Unidade estaria utilizando plano de gerenciamento desatualizado, realizando incineração sem os licenciamentos obrigatórios
Em Santa Isabel do Rio Negro, o Ministério Público do Estado do Amazonas (MPAM) expediu recomendação à prefeitura, à Secretaria de Saúde do município e à direção do Hospital Irmã Edwiges Maria Sikorska (HIEMS) para que adotem as medidas necessárias à adequação do plano de gerenciamento de resíduos de serviços de saúde (PGRSS) do hospital. A Promotoria de Justiça local também solicita as licenças ambientais e sanitárias necessárias para o manejo de resíduos sólidos na unidade hospitalar.
A ação teve início com o Procedimento Administrativo nº 266.2025.000065 e, no curso da apuração, foi constatado que o PGRSS atualmente adotado pelo HIEMS encontra-se desatualizado, datando do ano de 2021. Em resposta às solicitações do MP, a direção do hospital informou que os resíduos infectantes recolhidos são submetidos à incineração.
Porém, não houve comprovação da existência de licenças ambiental e sanitária para o procedimento, documentos que atualmente são obrigatórios para o tratamento de resíduos de serviços de saúde por incineração.

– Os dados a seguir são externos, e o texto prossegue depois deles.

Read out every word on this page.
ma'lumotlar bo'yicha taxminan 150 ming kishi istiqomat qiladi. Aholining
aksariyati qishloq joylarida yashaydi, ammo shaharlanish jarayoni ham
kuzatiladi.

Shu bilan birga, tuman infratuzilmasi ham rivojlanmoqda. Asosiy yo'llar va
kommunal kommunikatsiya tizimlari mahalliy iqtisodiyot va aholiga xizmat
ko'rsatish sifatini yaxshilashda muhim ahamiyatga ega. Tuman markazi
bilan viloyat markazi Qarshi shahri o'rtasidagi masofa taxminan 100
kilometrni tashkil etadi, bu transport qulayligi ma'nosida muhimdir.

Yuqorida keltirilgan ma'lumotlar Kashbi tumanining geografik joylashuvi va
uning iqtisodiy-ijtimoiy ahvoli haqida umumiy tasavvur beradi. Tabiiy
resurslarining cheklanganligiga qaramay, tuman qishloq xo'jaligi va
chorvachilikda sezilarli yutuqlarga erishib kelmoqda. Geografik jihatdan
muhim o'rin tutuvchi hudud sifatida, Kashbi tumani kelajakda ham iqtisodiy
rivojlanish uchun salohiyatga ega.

No despacho, destaca-se que a omissão na estruturação ou a gestão irregular dos resíduos hospitalares expõe garis, profissionais de saúde e a comunidade a graves riscos biológicos, além de poder causar danos ambientais irreversíveis.

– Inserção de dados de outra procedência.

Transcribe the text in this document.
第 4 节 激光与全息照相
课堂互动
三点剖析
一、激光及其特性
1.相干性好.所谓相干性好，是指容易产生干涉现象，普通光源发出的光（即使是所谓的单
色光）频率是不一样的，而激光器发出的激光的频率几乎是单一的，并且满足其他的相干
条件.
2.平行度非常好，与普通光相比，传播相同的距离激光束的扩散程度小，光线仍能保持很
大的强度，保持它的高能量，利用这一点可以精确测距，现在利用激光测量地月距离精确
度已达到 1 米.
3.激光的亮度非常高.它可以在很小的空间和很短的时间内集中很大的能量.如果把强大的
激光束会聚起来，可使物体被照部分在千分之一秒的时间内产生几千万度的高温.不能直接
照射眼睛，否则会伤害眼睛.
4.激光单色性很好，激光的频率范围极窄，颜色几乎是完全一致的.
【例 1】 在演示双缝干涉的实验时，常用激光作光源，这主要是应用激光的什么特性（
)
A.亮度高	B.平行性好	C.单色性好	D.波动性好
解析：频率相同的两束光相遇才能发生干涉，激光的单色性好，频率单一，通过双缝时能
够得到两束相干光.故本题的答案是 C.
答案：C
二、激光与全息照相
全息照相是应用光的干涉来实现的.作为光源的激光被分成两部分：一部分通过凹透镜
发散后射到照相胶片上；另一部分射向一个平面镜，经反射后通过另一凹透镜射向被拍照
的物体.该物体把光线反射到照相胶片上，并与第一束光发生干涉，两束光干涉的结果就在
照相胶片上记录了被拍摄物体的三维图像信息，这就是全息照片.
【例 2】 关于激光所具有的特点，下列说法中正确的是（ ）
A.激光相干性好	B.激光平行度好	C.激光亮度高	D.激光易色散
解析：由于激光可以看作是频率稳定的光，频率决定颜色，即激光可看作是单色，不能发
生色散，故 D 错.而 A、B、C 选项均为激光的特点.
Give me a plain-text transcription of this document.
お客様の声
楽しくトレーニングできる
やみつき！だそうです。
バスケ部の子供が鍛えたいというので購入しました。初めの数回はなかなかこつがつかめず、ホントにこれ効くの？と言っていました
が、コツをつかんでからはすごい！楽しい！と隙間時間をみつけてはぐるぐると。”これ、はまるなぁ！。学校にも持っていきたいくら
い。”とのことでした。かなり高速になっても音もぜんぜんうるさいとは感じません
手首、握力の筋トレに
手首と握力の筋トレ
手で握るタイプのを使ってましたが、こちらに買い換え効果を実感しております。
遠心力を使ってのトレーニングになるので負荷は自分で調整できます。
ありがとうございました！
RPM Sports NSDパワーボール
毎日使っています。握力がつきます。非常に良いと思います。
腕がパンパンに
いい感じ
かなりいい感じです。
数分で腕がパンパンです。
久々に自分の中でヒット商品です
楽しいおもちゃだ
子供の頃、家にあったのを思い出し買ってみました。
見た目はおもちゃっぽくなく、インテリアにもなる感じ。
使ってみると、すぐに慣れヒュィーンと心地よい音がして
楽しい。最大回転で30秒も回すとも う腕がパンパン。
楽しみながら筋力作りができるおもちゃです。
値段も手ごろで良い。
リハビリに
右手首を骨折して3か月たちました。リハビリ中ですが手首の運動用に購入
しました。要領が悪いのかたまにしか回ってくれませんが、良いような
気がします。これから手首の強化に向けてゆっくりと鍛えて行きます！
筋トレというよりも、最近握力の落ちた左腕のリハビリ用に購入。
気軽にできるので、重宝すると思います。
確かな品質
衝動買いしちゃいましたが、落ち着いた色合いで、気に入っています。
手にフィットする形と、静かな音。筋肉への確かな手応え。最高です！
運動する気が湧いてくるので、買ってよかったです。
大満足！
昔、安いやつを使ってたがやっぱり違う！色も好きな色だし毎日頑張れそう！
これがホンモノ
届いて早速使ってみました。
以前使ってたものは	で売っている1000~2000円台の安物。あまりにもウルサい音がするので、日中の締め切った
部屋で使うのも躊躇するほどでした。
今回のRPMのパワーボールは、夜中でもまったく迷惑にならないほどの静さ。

Segundo a promotora de Justiça Taize Moraes Siqueira, que assina a medida, o objetivo da ação é garantir a regularização do serviço e a proteção da saúde pública e do meio ambiente.
“Nossa atuação é preventiva e resolutiva, voltada à proteção da saúde da população, à segurança dos profissionais envolvidos e à preservação do meio ambiente, garantindo que o manejo dos resíduos hospitalares ocorra em conformidade com a legislação vigente”, comentou a promotora.
Pedidos
Na recomendação, o MPAM requisitou à prefeitura e à Secretaria de Saúde do município que, em até 30 dias, apresentem as licenças ambientais e sanitárias do local e/ou aparelho em que está sendo realizada a incineração dos resíduos infectantes (classe A) e perfurocortantes (classe E) gerados no HIEMS.
No caso de ausência dos licenciamentos necessários para incineração, devem suspender imediatamente a atividade e comprovar, no mesmo prazo, a contratação ou destinação ambientalmente adequada e legal para o tratamento e desfecho dos resíduos. Outro pedido é para que garantam o fornecimento e estoque contínuo de sacos de lixo adequados e padronizados (brancos leitosos para resíduos infectantes e caixas coletoras para perfurocortantes) ao HIEMS, evitando qualquer interrupção no abastecimento que possa afetar a biossegurança local.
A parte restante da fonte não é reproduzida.